Pharmaceutical companies can pay doctors to enroll patients in drug studies and collect data, a practice that has become increasingly common in recent years as public funding declines.
But Dr. Greg Rosenthal, a Toledo retinal surgeon, said patients should be told their doctors are getting cash, stock options, or other benefits for enrolling them in those studies.
They may get thousands of dollars for each patient using the drug being studied - and other viable alternatives may not be considered because of it, Dr. Rosenthal said.
"It's not just your doctor telling you what's best for you," said Dr. Rosenthal, retinal director at Vision Associates. "It's your doctor probably telling you what's best for him or her."
Dr. Rosenthal is one of the founders of Physicians for Clinical Responsibility, a worldwide group of primarily retinal doctors who oppose entering into financial arrangements that may conflict with patient care.

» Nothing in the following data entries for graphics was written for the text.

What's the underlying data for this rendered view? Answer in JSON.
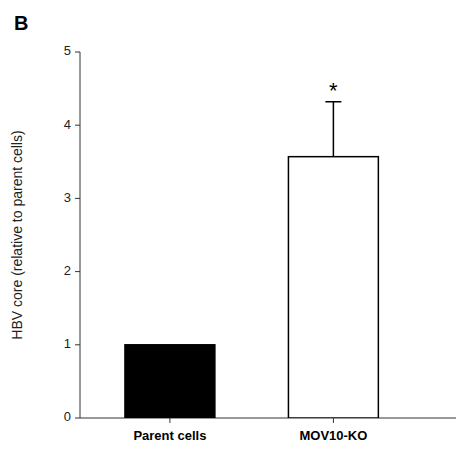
{
  "chart_data": {
    "type": "bar",
    "title": "B",
    "ylabel": "HBV core (relative to parent cells)",
    "categories": [
      "Parent cells",
      "MOV10-KO"
    ],
    "values": [
      1.0,
      3.57
    ],
    "errors": [
      0.0,
      0.75
    ],
    "colors": [
      "#000000",
      "#ffffff"
    ],
    "ylim": [
      0,
      5
    ],
    "yticks": [
      0,
      1,
      2,
      3,
      4,
      5
    ],
    "grid": false,
    "annotations": [
      {
        "text": "*",
        "category": "MOV10-KO"
      }
    ]
  }
}
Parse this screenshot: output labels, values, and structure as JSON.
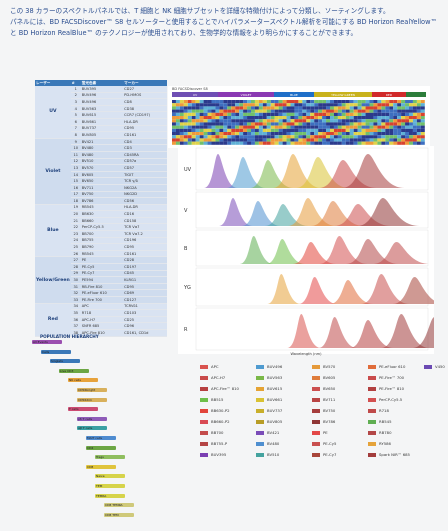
{
  "intro": {
    "line1": "この 38 カラーのスペクトルパネルでは、T 細胞と NK 細胞サブセットを詳細な特徴付けによって分類し、ソーティングします。",
    "line2": "パネルには、BD FACSDiscover™ S8 セルソーターと使用することでハイパラメータースペクトル解析を可能にする BD Horizon RealYellow™ と BD Horizon RealBlue™ のテクノロジーが使用されており、生物学的な情報をより明らかにすることができます。"
  },
  "table": {
    "headers": [
      "レーザー",
      "#",
      "蛍光色素",
      "マーカー"
    ],
    "groups": [
      {
        "laser": "UV",
        "color": "#d9e3f2",
        "rows": [
          [
            "1",
            "BUV395",
            "CD27"
          ],
          [
            "2",
            "BUV496",
            "PD-HMOS"
          ],
          [
            "3",
            "BUV496",
            "CD8"
          ],
          [
            "4",
            "BUV563",
            "CD38"
          ],
          [
            "5",
            "BUV615",
            "CCR7 (CD197)"
          ],
          [
            "6",
            "BUV661",
            "HLA-DR"
          ],
          [
            "7",
            "BUV737",
            "CD95"
          ],
          [
            "8",
            "BUV805",
            "CD161"
          ]
        ]
      },
      {
        "laser": "Violet",
        "color": "#cfdcee",
        "rows": [
          [
            "9",
            "BV421",
            "CD4"
          ],
          [
            "10",
            "BV480",
            "CD3"
          ],
          [
            "11",
            "BV480",
            "CD45RA"
          ],
          [
            "12",
            "BV510",
            "CD57a"
          ],
          [
            "13",
            "BV570",
            "CD57"
          ],
          [
            "14",
            "BV605",
            "TIGIT"
          ],
          [
            "15",
            "BV650",
            "TCR γ/δ"
          ],
          [
            "16",
            "BV711",
            "NKG2A"
          ],
          [
            "17",
            "BV750",
            "NKG2D"
          ],
          [
            "18",
            "BV786",
            "CD56"
          ]
        ]
      },
      {
        "laser": "Blue",
        "color": "#d9e3f2",
        "rows": [
          [
            "19",
            "RB545",
            "HLA-DR"
          ],
          [
            "20",
            "BB630",
            "CD16"
          ],
          [
            "21",
            "BB660",
            "CD158"
          ],
          [
            "22",
            "PerCP-Cy5.5",
            "TCR Vα7"
          ],
          [
            "23",
            "BB700",
            "TCR Vα7.2"
          ],
          [
            "24",
            "BB755",
            "CD196"
          ],
          [
            "25",
            "BB790",
            "CD95"
          ],
          [
            "26",
            "RB545",
            "CD161"
          ]
        ]
      },
      {
        "laser": "Yellow/Green",
        "color": "#cfdcee",
        "rows": [
          [
            "27",
            "PE",
            "CD28"
          ],
          [
            "28",
            "PE-Cy5",
            "CD197"
          ],
          [
            "29",
            "PE-Cy7",
            "CD45"
          ],
          [
            "30",
            "PE594",
            "KLRG1"
          ],
          [
            "31",
            "RB-Fire 810",
            "CD95"
          ],
          [
            "32",
            "PE-eFluor 610",
            "CD69"
          ],
          [
            "33",
            "PE-Fire 700",
            "CD127"
          ]
        ]
      },
      {
        "laser": "Red",
        "color": "#d9e3f2",
        "rows": [
          [
            "34",
            "APC",
            "TCRVδ1"
          ],
          [
            "35",
            "R718",
            "CD103"
          ],
          [
            "36",
            "APC-H7",
            "CD25"
          ],
          [
            "37",
            "SNFR 685",
            "CD96"
          ],
          [
            "38",
            "APC-Fire 810",
            "CD161, CD1d"
          ]
        ]
      }
    ]
  },
  "spectrum_header": "BD FACSDiscover S8",
  "spectrum_segments": [
    {
      "label": "UV",
      "color": "#6f4fb4"
    },
    {
      "label": "VIOLET",
      "color": "#8a39b3"
    },
    {
      "label": "BLUE",
      "color": "#1f6fc8"
    },
    {
      "label": "YELLOW GREEN",
      "color": "#c9b21c"
    },
    {
      "label": "RED",
      "color": "#d12a2a"
    },
    {
      "label": "",
      "color": "#2d7d3b"
    }
  ],
  "laser_rows": [
    "UV",
    "V",
    "B",
    "YG",
    "R"
  ],
  "wavelength_label": "Wavelength (nm)",
  "hierarchy_title": "POPULATION HIERARCHY",
  "hierarchy_nodes": [
    {
      "label": "All Events",
      "color": "#9b4fb0",
      "level": 0
    },
    {
      "label": "Cells",
      "color": "#3a78b8",
      "level": 1
    },
    {
      "label": "Singlets",
      "color": "#3a78b8",
      "level": 2
    },
    {
      "label": "Live CD3",
      "color": "#6ca644",
      "level": 3
    },
    {
      "label": "NK cells",
      "color": "#e7a23b",
      "level": 4
    },
    {
      "label": "CD56bright",
      "color": "#d8b05c",
      "level": 5
    },
    {
      "label": "CD56dim",
      "color": "#d8b05c",
      "level": 5
    },
    {
      "label": "T cells",
      "color": "#cc4b73",
      "level": 4
    },
    {
      "label": "γδ T cells",
      "color": "#8e5bb8",
      "level": 5
    },
    {
      "label": "αβ T cells",
      "color": "#3aa0a3",
      "level": 5
    },
    {
      "label": "MAIT cells",
      "color": "#4e8bd0",
      "level": 6
    },
    {
      "label": "CD4",
      "color": "#6ca644",
      "level": 6
    },
    {
      "label": "Tregs",
      "color": "#8fbe5f",
      "level": 7
    },
    {
      "label": "CD8",
      "color": "#e0c43c",
      "level": 6
    },
    {
      "label": "Naive",
      "color": "#d6d34a",
      "level": 7
    },
    {
      "label": "TEM",
      "color": "#d6d34a",
      "level": 7
    },
    {
      "label": "TEMRA",
      "color": "#d6d34a",
      "level": 7
    },
    {
      "label": "CD8 TEMRA",
      "color": "#cfc97a",
      "level": 8
    },
    {
      "label": "CD8 TEM",
      "color": "#cfc97a",
      "level": 8
    }
  ],
  "legend": [
    {
      "label": "APC",
      "color": "#d9534f"
    },
    {
      "label": "APC-H7",
      "color": "#c94a4a"
    },
    {
      "label": "APC-Fire™ 810",
      "color": "#b74040"
    },
    {
      "label": "BB515",
      "color": "#6fbf4a"
    },
    {
      "label": "BB630-P2",
      "color": "#e2453b"
    },
    {
      "label": "BB660-P2",
      "color": "#d94b54"
    },
    {
      "label": "BB700",
      "color": "#c44c4c"
    },
    {
      "label": "BB755-P",
      "color": "#b44545"
    },
    {
      "label": "BUV395",
      "color": "#7a3fb2"
    },
    {
      "label": "BUV496",
      "color": "#4f9bd0"
    },
    {
      "label": "BUV563",
      "color": "#7ab848"
    },
    {
      "label": "BUV615",
      "color": "#e5a334"
    },
    {
      "label": "BUV661",
      "color": "#d9c233"
    },
    {
      "label": "BUV737",
      "color": "#c9af2b"
    },
    {
      "label": "BUV805",
      "color": "#b89d26"
    },
    {
      "label": "BV421",
      "color": "#7a4cb8"
    },
    {
      "label": "BV480",
      "color": "#4f8fd0"
    },
    {
      "label": "BV510",
      "color": "#44a39f"
    },
    {
      "label": "BV570",
      "color": "#e59a3a"
    },
    {
      "label": "BV605",
      "color": "#df7c3b"
    },
    {
      "label": "BV650",
      "color": "#cc4f4f"
    },
    {
      "label": "BV711",
      "color": "#b94444"
    },
    {
      "label": "BV750",
      "color": "#a63d3d"
    },
    {
      "label": "BV786",
      "color": "#8f3535"
    },
    {
      "label": "PE",
      "color": "#e34848"
    },
    {
      "label": "PE-Cy5",
      "color": "#c9504f"
    },
    {
      "label": "PE-Cy7",
      "color": "#a8463b"
    },
    {
      "label": "PE-eFluor 610",
      "color": "#e06c3a"
    },
    {
      "label": "PE-Fire™ 700",
      "color": "#c94b4b"
    },
    {
      "label": "PE-Fire™ 810",
      "color": "#b24040"
    },
    {
      "label": "PerCP-Cy5.5",
      "color": "#d35050"
    },
    {
      "label": "R718",
      "color": "#c04a4a"
    },
    {
      "label": "RB545",
      "color": "#5fae52"
    },
    {
      "label": "RB780",
      "color": "#b34747"
    },
    {
      "label": "RY586",
      "color": "#e5a33a"
    },
    {
      "label": "Spark NIR™ 685",
      "color": "#a23c3c"
    },
    {
      "label": "V450",
      "color": "#6b4ab3"
    }
  ]
}
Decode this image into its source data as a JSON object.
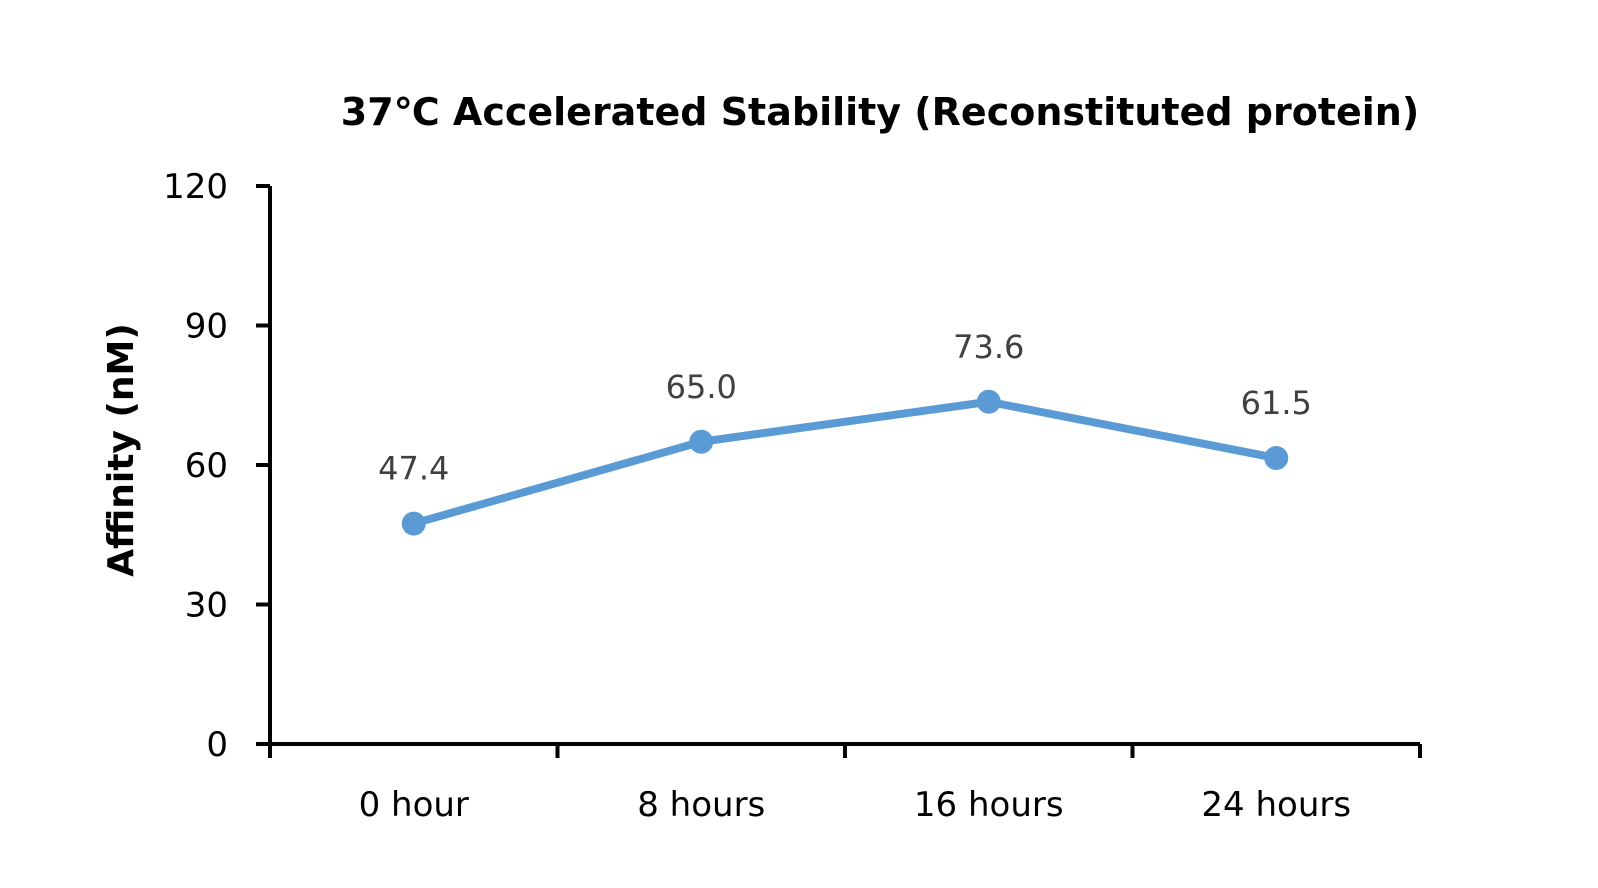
{
  "chart_data": {
    "type": "line",
    "title": "37℃ Accelerated Stability (Reconstituted protein)",
    "xlabel": "",
    "ylabel": "Affinity (nM)",
    "categories": [
      "0 hour",
      "8 hours",
      "16 hours",
      "24 hours"
    ],
    "series": [
      {
        "values": [
          47.4,
          65.0,
          73.6,
          61.5
        ],
        "data_labels": [
          "47.4",
          "65.0",
          "73.6",
          "61.5"
        ],
        "color": "#5B9BD5"
      }
    ],
    "ylim": [
      0,
      120
    ],
    "yticks": [
      0,
      30,
      60,
      90,
      120
    ],
    "ytick_labels": [
      "0",
      "30",
      "60",
      "90",
      "120"
    ],
    "grid": false,
    "legend": "none"
  }
}
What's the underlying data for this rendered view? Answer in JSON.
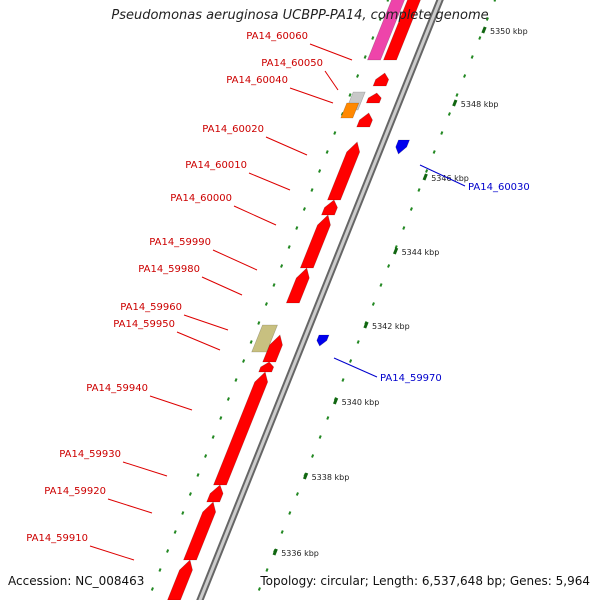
{
  "title": "Pseudomonas aeruginosa UCBPP-PA14, complete genome",
  "footer": {
    "accession": "Accession: NC_008463",
    "topology": "Topology: circular; Length: 6,537,648 bp; Genes: 5,964"
  },
  "colors": {
    "forward_gene": "#ff0000",
    "reverse_gene": "#0000ee",
    "pink_gene": "#ee44aa",
    "gray_gene": "#c8c8c8",
    "orange_gene": "#ff8800",
    "khaki_gene": "#c8c080",
    "backbone": "#999999",
    "tick": "#228822"
  },
  "scale_labels": [
    "5350 kbp",
    "5348 kbp",
    "5346 kbp",
    "5344 kbp",
    "5342 kbp",
    "5340 kbp",
    "5338 kbp",
    "5336 kbp"
  ],
  "forward_labels": [
    "PA14_60060",
    "PA14_60050",
    "PA14_60040",
    "PA14_60020",
    "PA14_60010",
    "PA14_60000",
    "PA14_59990",
    "PA14_59980",
    "PA14_59960",
    "PA14_59950",
    "PA14_59940",
    "PA14_59930",
    "PA14_59920",
    "PA14_59910"
  ],
  "reverse_labels": [
    "PA14_60030",
    "PA14_59970"
  ]
}
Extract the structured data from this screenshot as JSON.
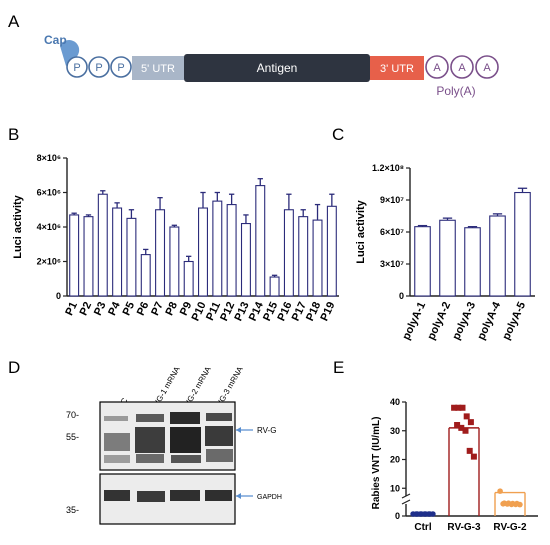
{
  "panels": {
    "a": "A",
    "b": "B",
    "c": "C",
    "d": "D",
    "e": "E"
  },
  "construct": {
    "cap": "Cap",
    "phosphates": [
      "P",
      "P",
      "P"
    ],
    "utr5": "5' UTR",
    "antigen": "Antigen",
    "utr3": "3' UTR",
    "poly_a_circles": [
      "A",
      "A",
      "A"
    ],
    "poly_a_label": "Poly(A)",
    "colors": {
      "cap": "#6b9bd1",
      "utr5": "#a9b6c8",
      "antigen": "#2e3440",
      "utr3": "#e7604a",
      "poly": "#7a4f8a",
      "phosphate": "#4a6fa0"
    }
  },
  "blot": {
    "lanes": [
      "NC",
      "RVG-1 mRNA",
      "RVG-2 mRNA",
      "RVG-3 mRNA"
    ],
    "markers": [
      "70-",
      "55-",
      "35-"
    ],
    "band_labels": [
      "RV-G",
      "GAPDH"
    ]
  },
  "chart_data": [
    {
      "type": "bar",
      "panel": "B",
      "ylabel": "Luci activity",
      "categories": [
        "P1",
        "P2",
        "P3",
        "P4",
        "P5",
        "P6",
        "P7",
        "P8",
        "P9",
        "P10",
        "P11",
        "P12",
        "P13",
        "P14",
        "P15",
        "P16",
        "P17",
        "P18",
        "P19"
      ],
      "values": [
        4.7,
        4.6,
        5.9,
        5.1,
        4.5,
        2.4,
        5.0,
        4.0,
        2.0,
        5.1,
        5.5,
        5.3,
        4.2,
        6.4,
        1.1,
        5.0,
        4.6,
        4.4,
        5.2
      ],
      "errors": [
        0.1,
        0.1,
        0.2,
        0.3,
        0.5,
        0.3,
        0.7,
        0.1,
        0.3,
        0.9,
        0.5,
        0.6,
        0.5,
        0.4,
        0.1,
        0.9,
        0.4,
        0.9,
        0.7
      ],
      "multiplier": "×10^6",
      "ylim": [
        0,
        8
      ],
      "yticks": [
        "0",
        "2×10⁶",
        "4×10⁶",
        "6×10⁶",
        "8×10⁶"
      ],
      "bar_color": "#ffffff",
      "edge_color": "#2b2b7a"
    },
    {
      "type": "bar",
      "panel": "C",
      "ylabel": "Luci activity",
      "categories": [
        "polyA-1",
        "polyA-2",
        "polyA-3",
        "polyA-4",
        "polyA-5"
      ],
      "values": [
        6.5,
        7.1,
        6.4,
        7.5,
        9.7
      ],
      "errors": [
        0.1,
        0.2,
        0.1,
        0.2,
        0.4
      ],
      "multiplier": "×10^7",
      "ylim": [
        0,
        12
      ],
      "yticks": [
        "0",
        "3×10⁷",
        "6×10⁷",
        "9×10⁷",
        "1.2×10⁸"
      ],
      "bar_color": "#ffffff",
      "edge_color": "#2b2b7a"
    },
    {
      "type": "scatter",
      "panel": "E",
      "ylabel": "Rabies VNT (IU/mL)",
      "categories": [
        "Ctrl",
        "RV-G-3",
        "RV-G-2"
      ],
      "yticks": [
        "0",
        "10",
        "20",
        "30",
        "40"
      ],
      "ylim": [
        0,
        40
      ],
      "axis_break": true,
      "series": [
        {
          "name": "Ctrl",
          "color": "#1f2f8a",
          "marker": "circle",
          "values": [
            0.1,
            0.1,
            0.15,
            0.1,
            0.12,
            0.1,
            0.13,
            0.1,
            0.11,
            0.1
          ]
        },
        {
          "name": "RV-G-3",
          "color": "#a01c1c",
          "marker": "square",
          "values": [
            38,
            38,
            38,
            35,
            33,
            32,
            31,
            30,
            23,
            21
          ]
        },
        {
          "name": "RV-G-2",
          "color": "#f0a050",
          "marker": "circle",
          "values": [
            9,
            7,
            7,
            6,
            6,
            5.5,
            5,
            4,
            4,
            3.5
          ]
        }
      ],
      "means": [
        0.1,
        31,
        5.7
      ]
    }
  ]
}
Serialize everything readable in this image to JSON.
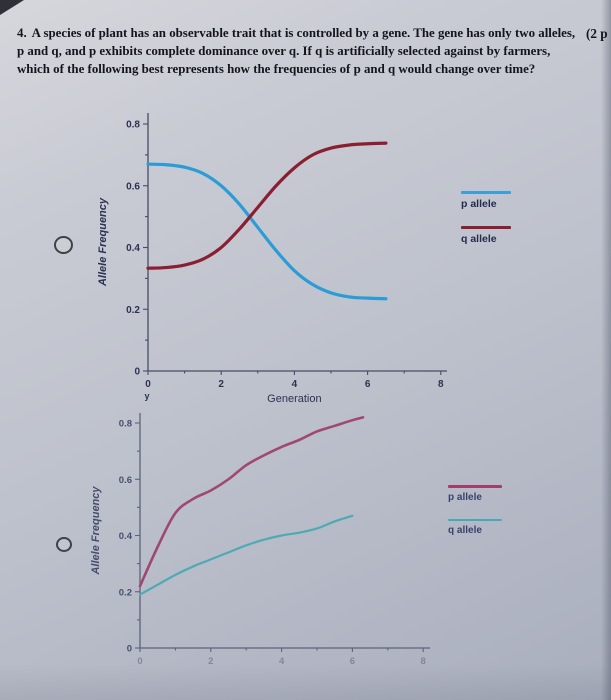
{
  "question": {
    "number": "4.",
    "text": "A species of plant has an observable trait that is controlled by a gene. The gene has only two alleles, p and q, and p exhibits complete dominance over q. If q is artificially selected against by farmers, which of the following best represents how the frequencies of p and q would change over time?",
    "points_fragment": "(2 p"
  },
  "options": [
    {
      "id": "option-a",
      "selected": false
    },
    {
      "id": "option-b",
      "selected": false
    }
  ],
  "chart_data": [
    {
      "type": "line",
      "title": "",
      "xlabel": "Generation",
      "ylabel": "Allele Frequency",
      "xlim": [
        0,
        8
      ],
      "ylim": [
        0,
        0.8
      ],
      "xticks": [
        0,
        2,
        4,
        6,
        8
      ],
      "yticks": [
        0.8,
        0.6,
        0.4,
        0.2,
        0
      ],
      "grid": false,
      "legend_position": "right",
      "axis_color": "#474c66",
      "text_color": "#2c3254",
      "stray_label": "y",
      "legend": [
        {
          "label": "p allele",
          "color": "#3d9fd8"
        },
        {
          "label": "q allele",
          "color": "#8a1f33"
        }
      ],
      "series": [
        {
          "name": "p allele",
          "color": "#2b9cd6",
          "points": [
            [
              0,
              0.67
            ],
            [
              0.5,
              0.668
            ],
            [
              1,
              0.66
            ],
            [
              1.5,
              0.64
            ],
            [
              2,
              0.6
            ],
            [
              2.5,
              0.54
            ],
            [
              3,
              0.465
            ],
            [
              3.5,
              0.39
            ],
            [
              4,
              0.325
            ],
            [
              4.5,
              0.28
            ],
            [
              5,
              0.253
            ],
            [
              5.5,
              0.24
            ],
            [
              6,
              0.236
            ],
            [
              6.5,
              0.234
            ]
          ]
        },
        {
          "name": "q allele",
          "color": "#8a1f33",
          "points": [
            [
              0,
              0.333
            ],
            [
              0.5,
              0.335
            ],
            [
              1,
              0.343
            ],
            [
              1.5,
              0.362
            ],
            [
              2,
              0.4
            ],
            [
              2.5,
              0.46
            ],
            [
              3,
              0.53
            ],
            [
              3.5,
              0.6
            ],
            [
              4,
              0.658
            ],
            [
              4.5,
              0.7
            ],
            [
              5,
              0.722
            ],
            [
              5.5,
              0.732
            ],
            [
              6,
              0.736
            ],
            [
              6.5,
              0.738
            ]
          ]
        }
      ]
    },
    {
      "type": "line",
      "title": "",
      "xlabel": "",
      "ylabel": "Allele Frequency",
      "xlim": [
        0,
        8
      ],
      "ylim": [
        0,
        0.8
      ],
      "xticks": [
        0,
        2,
        4,
        6,
        8
      ],
      "yticks": [
        0.8,
        0.6,
        0.4,
        0.2,
        0
      ],
      "grid": false,
      "legend_position": "right",
      "axis_color": "#565d76",
      "text_color": "#3d4668",
      "legend": [
        {
          "label": "p allele",
          "color": "#9e3f6d"
        },
        {
          "label": "q allele",
          "color": "#46a9b4"
        }
      ],
      "series": [
        {
          "name": "p allele",
          "color": "#9e3f6d",
          "points": [
            [
              0,
              0.22
            ],
            [
              0.5,
              0.36
            ],
            [
              1,
              0.48
            ],
            [
              1.5,
              0.53
            ],
            [
              2,
              0.56
            ],
            [
              2.5,
              0.6
            ],
            [
              3,
              0.65
            ],
            [
              3.5,
              0.685
            ],
            [
              4,
              0.715
            ],
            [
              4.5,
              0.74
            ],
            [
              5,
              0.77
            ],
            [
              5.5,
              0.79
            ],
            [
              6,
              0.81
            ],
            [
              6.3,
              0.82
            ]
          ]
        },
        {
          "name": "q allele",
          "color": "#46a9b4",
          "points": [
            [
              0,
              0.19
            ],
            [
              0.5,
              0.225
            ],
            [
              1,
              0.26
            ],
            [
              1.5,
              0.29
            ],
            [
              2,
              0.315
            ],
            [
              2.5,
              0.34
            ],
            [
              3,
              0.365
            ],
            [
              3.5,
              0.385
            ],
            [
              4,
              0.4
            ],
            [
              4.5,
              0.41
            ],
            [
              5,
              0.425
            ],
            [
              5.5,
              0.45
            ],
            [
              6,
              0.47
            ]
          ]
        }
      ]
    }
  ]
}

He was among those who testified last year before the U.S. Senate's Special Committee on Aging, chaired by Sen. Herb Kohl (D., Wis.).
Resulting legislation introduced by Senator Kohl and Sen. Chuck Grassley (R., Iowa) would require both drug companies and medical device makers with at least $100 million in annual revenues to report all gifts to doctors.
Penalties for not reporting would range from $10,000 to $100,000 per violation, and a government Web site would be created to post payment information.
Dr. Rosenthal said the legislation, the Physician Payments Sunshine Act, would help clear up the relationship between doctors and companies if it is passed.
Yet that relationship, a pharmaceutical trade group said, should not be chilled by improving transparency, a laudable but complex goal.
Drug research companies provide doctors with information about a range of topics about prescriptions, to which they need reliable and timely access, according to a statement last week from the Pharmaceutical Research and Manufacturers of America.
Doctors often provide useful feedback on medications, the statement said.
Last week, the special committee on aging heard testimony concerning medical devices, and at least one more hearing for the legislation will be held in the next few weeks, a committee staff member said.
The legislation's language is being worked on, and there seems to be a lot of support among senators, he added.
Physicians for Clinical Responsibility has other issues with drug trials, including the use of placebos in tests when an ailment's history is known and patients will be harmed by no treatment, said another founder, Dr. Leon Bynoe, of Retina Associates of Coral Springs in Florida.
"To me, it seems almost unethical to do that," he said.
Plus, some doctors overlook good alternatives to the subject of drug company studies, Dr. Bynoe said.
Dr. Rosenthal said patients also should be aware that doctors are paid by drug companies to give lectures on identified material as part of their marketing message.
Patients have the right to know all the data on treatments, both risks and benefits, he said. "Disclosure is everything," Dr. Rosenthal said. "Patients need to know what is going on with their health care, and they need to know where their doctors stand."